美を学ぶこと・美であること

【ルーブル美術館にて、彫像を鑑賞する子供たち】
画像出典:ウィキメディア・コモンズ
File:School children in Louvre.jpg
クリエイティブ・コモンズ・ライセンス
学校での理科の実験の授業が年々減り続けている...という話を聞いたことがあります。
子供たちは実験に興味があるのに、学校側は他の教科に時間を割いて、結果的に「子供の理科離れ」という言葉で語られています。
しかしそれ以上に深刻なのが美術の授業。
近年は小学校の図画工作や中学校の美術の授業数がどんどんと削られています。
学校が心を育てる場でもあるなら美術という教科はとても大切なのに、大人はそれを重要視していないという有様。
学校で美術を学ぶ意味とはなんでしょうか?
学ぶというと堅苦しさがありますが、要するに興味を持つことの意味です。
絵を上手に描けるようになるため?
いや、将来それを仕事にするのでなければ必要ないことです。
芸術の深さを理解するため?
いや、そんな哲学的なこと、社会ではなんの役にも立ちません。
モノ作りの楽しさを覚えるため?
いや、それは美術科以外でも得られることです。
ではなんなのか?
私は美術を学ぶ意味とは「人間を知り、人間を好きになること」だと思っています。
私が子供の頃から美術作品を好きなのは、人間が誰しもひとつだけ持っている「心の器」を表現しているからです。
人を知ることは己を知ることであり、それは思いやりを育むためにも必要なこと。
たとえ風景画や静物画であっても、作者の生い立ちや作品への思いから人間のなんたるかを知ることはできます。

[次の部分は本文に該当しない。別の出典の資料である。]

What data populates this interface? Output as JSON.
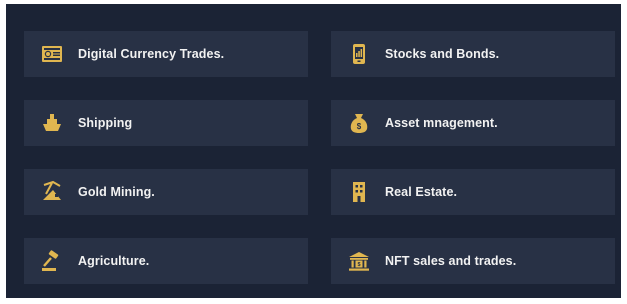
{
  "accent_color": "#e0b650",
  "card_color": "#283145",
  "panel_color": "#1b2335",
  "cards": [
    {
      "label": "Digital Currency Trades.",
      "icon": "money-stack-icon"
    },
    {
      "label": "Stocks and Bonds.",
      "icon": "mobile-phone-icon"
    },
    {
      "label": "Shipping",
      "icon": "ship-icon"
    },
    {
      "label": "Asset mnagement.",
      "icon": "money-bag-icon"
    },
    {
      "label": "Gold Mining.",
      "icon": "mining-icon"
    },
    {
      "label": "Real Estate.",
      "icon": "building-icon"
    },
    {
      "label": "Agriculture.",
      "icon": "gavel-icon"
    },
    {
      "label": "NFT sales and trades.",
      "icon": "bank-icon"
    }
  ]
}
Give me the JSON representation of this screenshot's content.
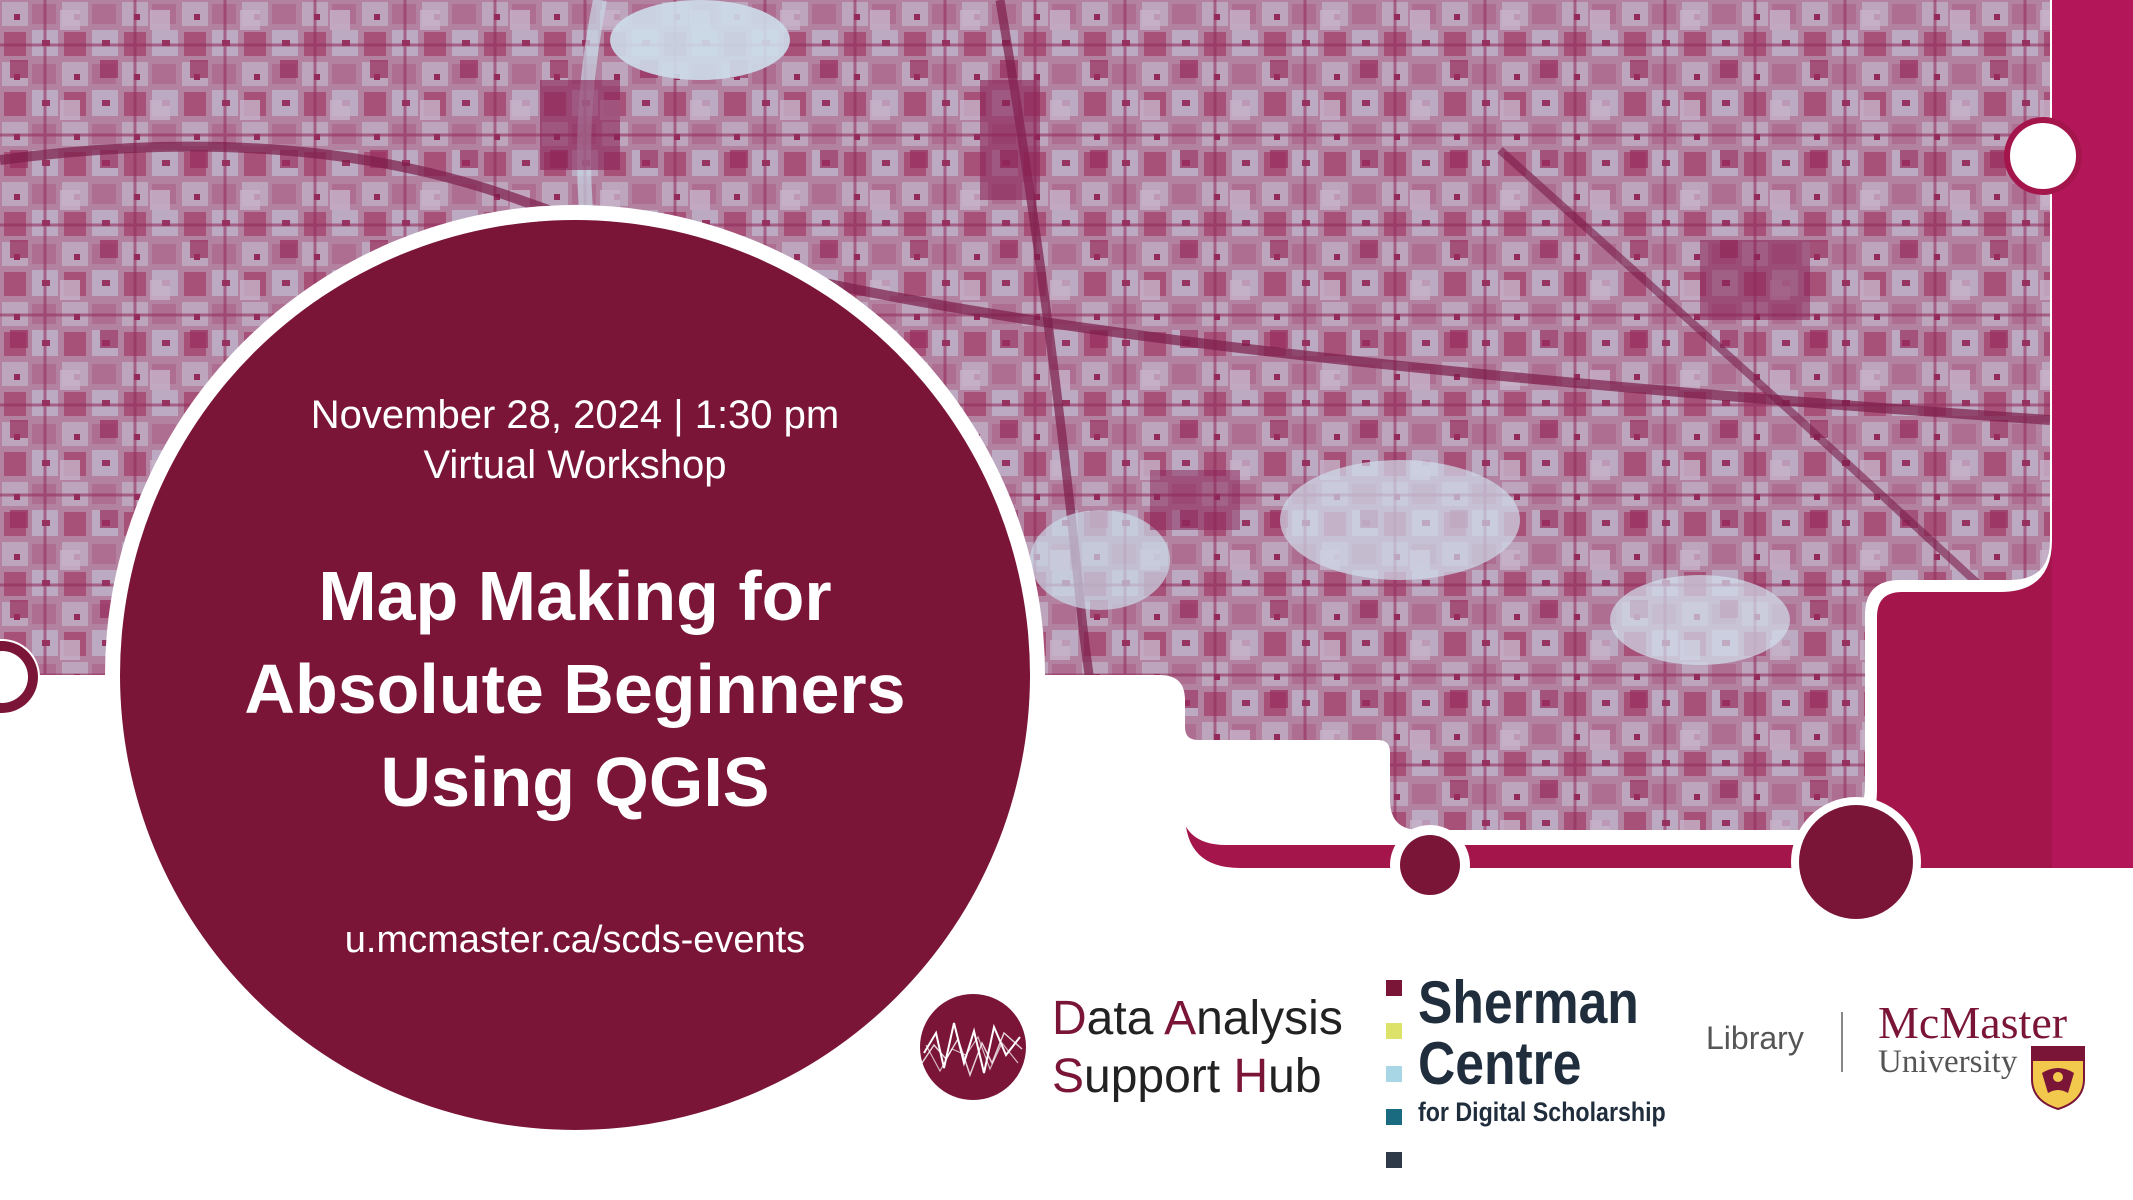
{
  "event": {
    "date_time": "November 28, 2024 | 1:30 pm",
    "format": "Virtual Workshop",
    "title_lines": [
      "Map Making for",
      "Absolute Beginners",
      "Using QGIS"
    ],
    "url": "u.mcmaster.ca/scds-events"
  },
  "logos": {
    "dash": {
      "line1": {
        "c1": "D",
        "t1": "ata ",
        "c2": "A",
        "t2": "nalysis"
      },
      "line2": {
        "c1": "S",
        "t1": "upport ",
        "c2": "H",
        "t2": "ub"
      }
    },
    "sherman": {
      "line1": "Sherman",
      "line2": "Centre",
      "line3": "for Digital Scholarship",
      "bar_colors": [
        "#7a1538",
        "#dde36a",
        "#a9d6e5",
        "#1a6a80",
        "#2e3a47"
      ]
    },
    "library": "Library",
    "mcmaster": {
      "name": "McMaster",
      "univ": "University"
    }
  },
  "colors": {
    "maroon": "#7a1538",
    "magenta": "#a4164b",
    "map_light": "#c7d6e6",
    "map_dark": "#a23a66"
  },
  "icons": {
    "dash_logo": "data-analysis-wave-icon",
    "mcmaster_crest": "mcmaster-crest-icon"
  }
}
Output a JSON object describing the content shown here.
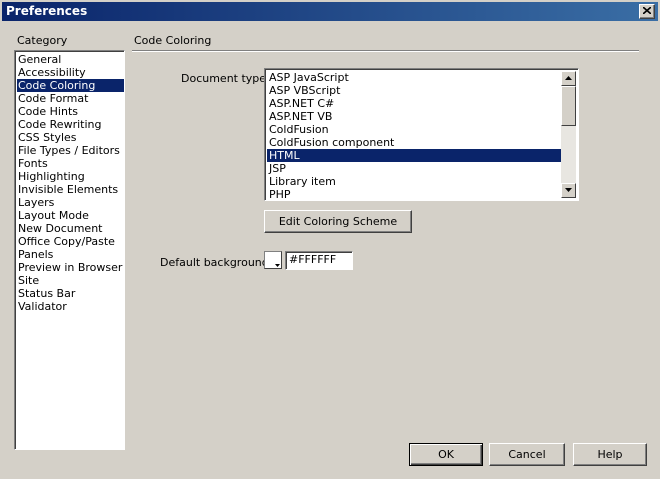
{
  "window": {
    "title": "Preferences"
  },
  "category": {
    "label": "Category",
    "items": [
      {
        "label": "General"
      },
      {
        "label": "Accessibility"
      },
      {
        "label": "Code Coloring",
        "selected": true
      },
      {
        "label": "Code Format"
      },
      {
        "label": "Code Hints"
      },
      {
        "label": "Code Rewriting"
      },
      {
        "label": "CSS Styles"
      },
      {
        "label": "File Types / Editors"
      },
      {
        "label": "Fonts"
      },
      {
        "label": "Highlighting"
      },
      {
        "label": "Invisible Elements"
      },
      {
        "label": "Layers"
      },
      {
        "label": "Layout Mode"
      },
      {
        "label": "New Document"
      },
      {
        "label": "Office Copy/Paste"
      },
      {
        "label": "Panels"
      },
      {
        "label": "Preview in Browser"
      },
      {
        "label": "Site"
      },
      {
        "label": "Status Bar"
      },
      {
        "label": "Validator"
      }
    ]
  },
  "panel": {
    "title": "Code Coloring",
    "document_type_label": "Document type:",
    "document_types": [
      {
        "label": "ASP JavaScript"
      },
      {
        "label": "ASP VBScript"
      },
      {
        "label": "ASP.NET C#"
      },
      {
        "label": "ASP.NET VB"
      },
      {
        "label": "ColdFusion"
      },
      {
        "label": "ColdFusion component"
      },
      {
        "label": "HTML",
        "selected": true
      },
      {
        "label": "JSP"
      },
      {
        "label": "Library item"
      },
      {
        "label": "PHP"
      }
    ],
    "edit_scheme_label": "Edit Coloring Scheme",
    "default_background_label": "Default background:",
    "default_background_value": "#FFFFFF"
  },
  "buttons": {
    "ok": "OK",
    "cancel": "Cancel",
    "help": "Help"
  },
  "colors": {
    "selection": "#0a246a",
    "face": "#d4d0c8",
    "swatch": "#FFFFFF"
  },
  "icons": {
    "close": "close-icon",
    "scroll_up": "scroll-up-arrow-icon",
    "scroll_down": "scroll-down-arrow-icon",
    "swatch_dropdown": "dropdown-arrow-icon"
  }
}
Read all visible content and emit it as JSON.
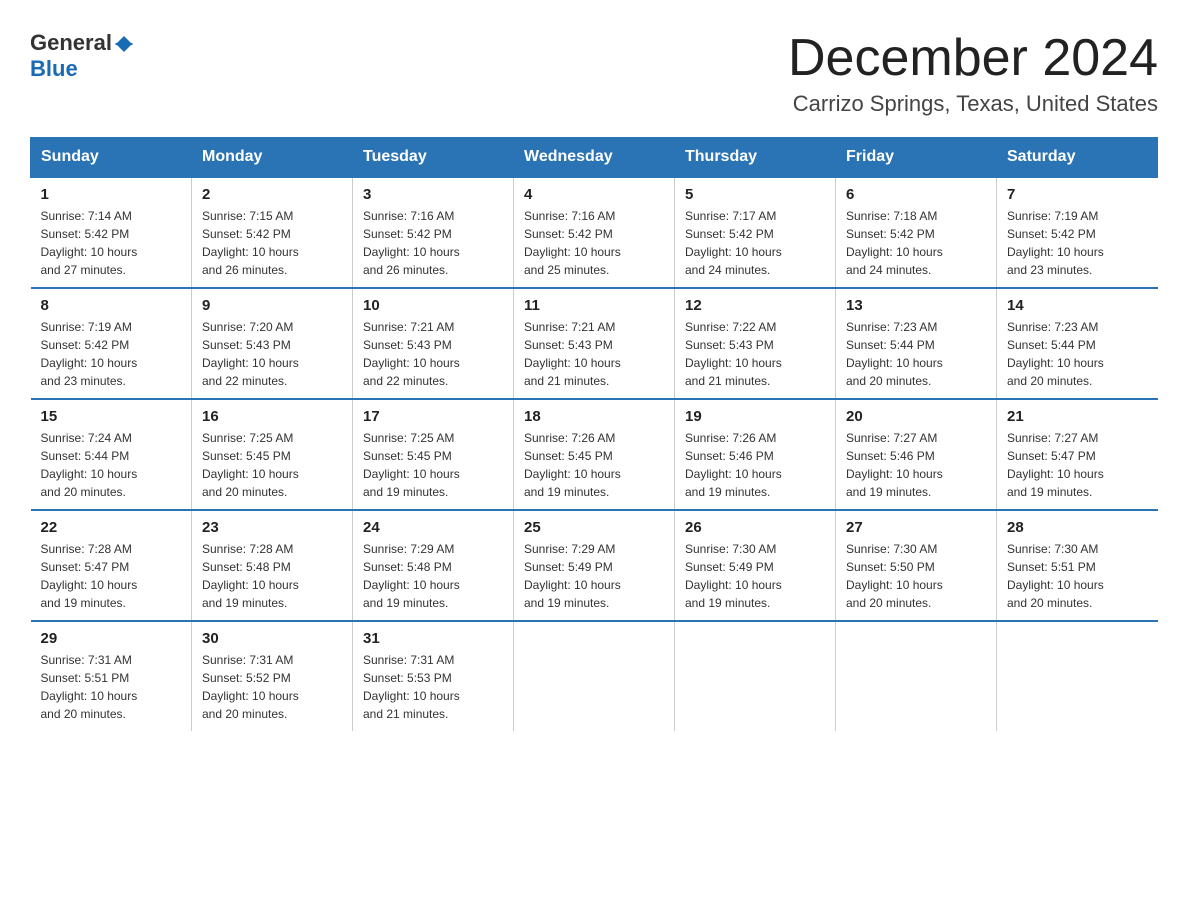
{
  "logo": {
    "general": "General",
    "blue": "Blue"
  },
  "header": {
    "month": "December 2024",
    "location": "Carrizo Springs, Texas, United States"
  },
  "days_of_week": [
    "Sunday",
    "Monday",
    "Tuesday",
    "Wednesday",
    "Thursday",
    "Friday",
    "Saturday"
  ],
  "weeks": [
    [
      {
        "day": "1",
        "sunrise": "7:14 AM",
        "sunset": "5:42 PM",
        "daylight": "10 hours and 27 minutes."
      },
      {
        "day": "2",
        "sunrise": "7:15 AM",
        "sunset": "5:42 PM",
        "daylight": "10 hours and 26 minutes."
      },
      {
        "day": "3",
        "sunrise": "7:16 AM",
        "sunset": "5:42 PM",
        "daylight": "10 hours and 26 minutes."
      },
      {
        "day": "4",
        "sunrise": "7:16 AM",
        "sunset": "5:42 PM",
        "daylight": "10 hours and 25 minutes."
      },
      {
        "day": "5",
        "sunrise": "7:17 AM",
        "sunset": "5:42 PM",
        "daylight": "10 hours and 24 minutes."
      },
      {
        "day": "6",
        "sunrise": "7:18 AM",
        "sunset": "5:42 PM",
        "daylight": "10 hours and 24 minutes."
      },
      {
        "day": "7",
        "sunrise": "7:19 AM",
        "sunset": "5:42 PM",
        "daylight": "10 hours and 23 minutes."
      }
    ],
    [
      {
        "day": "8",
        "sunrise": "7:19 AM",
        "sunset": "5:42 PM",
        "daylight": "10 hours and 23 minutes."
      },
      {
        "day": "9",
        "sunrise": "7:20 AM",
        "sunset": "5:43 PM",
        "daylight": "10 hours and 22 minutes."
      },
      {
        "day": "10",
        "sunrise": "7:21 AM",
        "sunset": "5:43 PM",
        "daylight": "10 hours and 22 minutes."
      },
      {
        "day": "11",
        "sunrise": "7:21 AM",
        "sunset": "5:43 PM",
        "daylight": "10 hours and 21 minutes."
      },
      {
        "day": "12",
        "sunrise": "7:22 AM",
        "sunset": "5:43 PM",
        "daylight": "10 hours and 21 minutes."
      },
      {
        "day": "13",
        "sunrise": "7:23 AM",
        "sunset": "5:44 PM",
        "daylight": "10 hours and 20 minutes."
      },
      {
        "day": "14",
        "sunrise": "7:23 AM",
        "sunset": "5:44 PM",
        "daylight": "10 hours and 20 minutes."
      }
    ],
    [
      {
        "day": "15",
        "sunrise": "7:24 AM",
        "sunset": "5:44 PM",
        "daylight": "10 hours and 20 minutes."
      },
      {
        "day": "16",
        "sunrise": "7:25 AM",
        "sunset": "5:45 PM",
        "daylight": "10 hours and 20 minutes."
      },
      {
        "day": "17",
        "sunrise": "7:25 AM",
        "sunset": "5:45 PM",
        "daylight": "10 hours and 19 minutes."
      },
      {
        "day": "18",
        "sunrise": "7:26 AM",
        "sunset": "5:45 PM",
        "daylight": "10 hours and 19 minutes."
      },
      {
        "day": "19",
        "sunrise": "7:26 AM",
        "sunset": "5:46 PM",
        "daylight": "10 hours and 19 minutes."
      },
      {
        "day": "20",
        "sunrise": "7:27 AM",
        "sunset": "5:46 PM",
        "daylight": "10 hours and 19 minutes."
      },
      {
        "day": "21",
        "sunrise": "7:27 AM",
        "sunset": "5:47 PM",
        "daylight": "10 hours and 19 minutes."
      }
    ],
    [
      {
        "day": "22",
        "sunrise": "7:28 AM",
        "sunset": "5:47 PM",
        "daylight": "10 hours and 19 minutes."
      },
      {
        "day": "23",
        "sunrise": "7:28 AM",
        "sunset": "5:48 PM",
        "daylight": "10 hours and 19 minutes."
      },
      {
        "day": "24",
        "sunrise": "7:29 AM",
        "sunset": "5:48 PM",
        "daylight": "10 hours and 19 minutes."
      },
      {
        "day": "25",
        "sunrise": "7:29 AM",
        "sunset": "5:49 PM",
        "daylight": "10 hours and 19 minutes."
      },
      {
        "day": "26",
        "sunrise": "7:30 AM",
        "sunset": "5:49 PM",
        "daylight": "10 hours and 19 minutes."
      },
      {
        "day": "27",
        "sunrise": "7:30 AM",
        "sunset": "5:50 PM",
        "daylight": "10 hours and 20 minutes."
      },
      {
        "day": "28",
        "sunrise": "7:30 AM",
        "sunset": "5:51 PM",
        "daylight": "10 hours and 20 minutes."
      }
    ],
    [
      {
        "day": "29",
        "sunrise": "7:31 AM",
        "sunset": "5:51 PM",
        "daylight": "10 hours and 20 minutes."
      },
      {
        "day": "30",
        "sunrise": "7:31 AM",
        "sunset": "5:52 PM",
        "daylight": "10 hours and 20 minutes."
      },
      {
        "day": "31",
        "sunrise": "7:31 AM",
        "sunset": "5:53 PM",
        "daylight": "10 hours and 21 minutes."
      },
      null,
      null,
      null,
      null
    ]
  ],
  "labels": {
    "sunrise": "Sunrise:",
    "sunset": "Sunset:",
    "daylight": "Daylight:"
  }
}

【トレチャコフ美術館にて、裸体像を鑑賞する子供たち】
人の体を「誰もが持っている心の器」と言いましたが、これを素晴らしいものと感じるか嫌らしいものと感じるかは人それぞれです。
しかし子供たちは初めから偏った見方をするべきではなく、その判断を己の感覚に委ねるためのひとつが美術の授業なのだと私は思います。
子供たちは美術作品の裸体像から人間を学び、自分を学びます。
自分の体が親によって(または神によって、地球によって)作られた作品であることを知り、とても大切なものなのだと理解します。
子供たちは自分の体を大切にしているからこそ、それを使って喜びを表現するのです。
これこそまさに、命の芸術と言えるでしょう。
では子供たちがその「心の器」を披露するのはどんなときでしょう?
【水辺で遊ぶとき...】

近年ではこういった光景もだいぶ少なくなりましたが、ふた昔ほど前までは都会の親水公園でも子供たちは裸になって遊んでいました。(国によっては現在もお馴染みの光景ですね)
この写真は背景にビルが見えるので住宅街でしょうか。
子供たちは大人に見られても気にしない、大人たちは裸の子供を気にも留めない、そんな大らかさが昔の人々にはありました。
【診察や身体検査のとき...】


この写真はいつ頃のものかは不明ですが、戦前の子供の身体検査はおもに全裸でおこなわれていました。
ただし学校での身体測定は男女共に下着を穿いていました。
昭和も半ばになると男子はブリーフのみ、女子は下着の上下でしたが、今は男女とも体操着の上下でしょうか?
肌が隠れていると身体の異常に気付くのも遅れてしまいます。
【データを取るとき...】

1937年頃、当時の米国農務省と大学が協力し、医学的見地から子供の服を作成してそれを国民が簡単に購入できるようにするためのプロジェクトを立ち上げました。
この写真はそのプロジェクトに関連し、人体測定学の教授が子供の体形を計測しているときの様子です。
このような学術的な人体データも、正確に取るためには裸でおこなう必要があります。
【芸術作品のモデルになるとき...】

これは1907年に撮影された、フランスの彫刻家アリスティド・マイヨール(Aristide Bonaventure Jean Maillol/1861-1944)の彫像制作風景。
粘土でブロンズ像の原型を作っているところですが、人体に忠実な作品を作ろうとすればやはりモデルは欠かすことができません。
これは画家の場合も同じですね。
【役者として演技をするとき...】

これは映画かテレビドラマの撮影シーンでしょうか?
子役といえど、物語によっては裸で演技しなければならない場合もあります。
裸での演技に関しては、日本の子役よりも海外の子役のほうが堂々としている印象があります。
もっとも近年では自粛が進み、表現の幅がどんどんと狭くなっているのですが。
美を学び、人の美を知り、自分の美を社会の文化に役立てる。
私がそうであったように、子供たちにとって美術という教科は道徳心を学ぶための教科でもあります。
「子供の美術離れ」「美術教育の危機」と言われて久しい現代ですが、美術の授業数はあまり減らさないでほしいものですね。